Closed this issue · 4 comments
Hi there, thank you for this great reproduction. I also reproduced the training code based on the codebase of Stability AI. When I start my training with high resolutions (e.g. 576x1024, 512x896), I found the model can only produce a sequence of blur like below:
However, if I run it at a relatively lower resolution (e.g. 320x576, 448x768) with all other settings fixed, the sampling results is as perfect as the public results. In fact, I found that the terrible results occur when the video width exceeds 800 pixels, despite the official recommendation to run at 576x1024. It's possible that I mistakenly touched some codes in my codebase, and I'm still working on this issue. I'm curious, have you ever attempted training at high resolutions? Have you encountered any similar problems?
I've tried training at resolutions like 576x1024 and didn't encounter such a problem; it looks very strange, could you share your specific setting, and also, are the image_latents
being fed into the unet normally?
Thanks for your nice reply! I have checked the condition inputs but found no problems. The problem should be within the UNet blocks, but it does not contain any resolution-dependent operations (100 pixels in latent space is the activation threshold of my problem). That's weird. Anyway, I am going to close this issue and will update if I can find what's wrong. Thanks for your kind help again!

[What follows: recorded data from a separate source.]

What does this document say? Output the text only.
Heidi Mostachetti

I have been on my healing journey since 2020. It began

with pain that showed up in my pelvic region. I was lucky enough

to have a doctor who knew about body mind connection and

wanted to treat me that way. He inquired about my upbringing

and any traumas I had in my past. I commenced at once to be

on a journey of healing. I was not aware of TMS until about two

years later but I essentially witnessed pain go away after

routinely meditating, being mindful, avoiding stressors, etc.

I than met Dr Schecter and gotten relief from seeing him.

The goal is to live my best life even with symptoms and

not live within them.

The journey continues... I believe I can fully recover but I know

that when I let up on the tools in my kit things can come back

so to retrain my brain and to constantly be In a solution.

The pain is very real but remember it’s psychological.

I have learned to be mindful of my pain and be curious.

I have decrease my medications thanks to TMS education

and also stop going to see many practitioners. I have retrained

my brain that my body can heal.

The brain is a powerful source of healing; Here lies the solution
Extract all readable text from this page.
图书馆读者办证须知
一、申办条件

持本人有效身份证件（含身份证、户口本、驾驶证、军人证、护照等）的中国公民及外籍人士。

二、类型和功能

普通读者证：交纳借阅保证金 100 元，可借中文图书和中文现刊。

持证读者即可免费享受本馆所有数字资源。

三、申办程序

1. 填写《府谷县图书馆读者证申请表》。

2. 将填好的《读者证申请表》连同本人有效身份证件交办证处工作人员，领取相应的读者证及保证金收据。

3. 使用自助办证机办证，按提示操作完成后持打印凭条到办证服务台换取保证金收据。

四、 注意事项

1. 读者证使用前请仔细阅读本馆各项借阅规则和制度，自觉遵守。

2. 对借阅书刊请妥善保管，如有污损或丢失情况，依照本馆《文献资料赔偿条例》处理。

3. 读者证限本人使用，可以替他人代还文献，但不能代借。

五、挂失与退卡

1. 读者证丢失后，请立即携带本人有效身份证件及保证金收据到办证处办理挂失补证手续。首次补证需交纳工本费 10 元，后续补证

@pixeli99 Hi, for 576x1024 resolution, I cannot train on 80G A100; the error is OUT OF CUDA memory; I follow the provided code with frames=25; Do you know what happens, and how much gpu memory costs for your case.
@pixeli99 Hi, for 576x1024 resolution, I cannot train on 80G A100; the error is OUT OF CUDA memory; I follow the provided code with frames=25; Do you know what happens, and how much gpu memory costs for your case.
have you try deepspeed?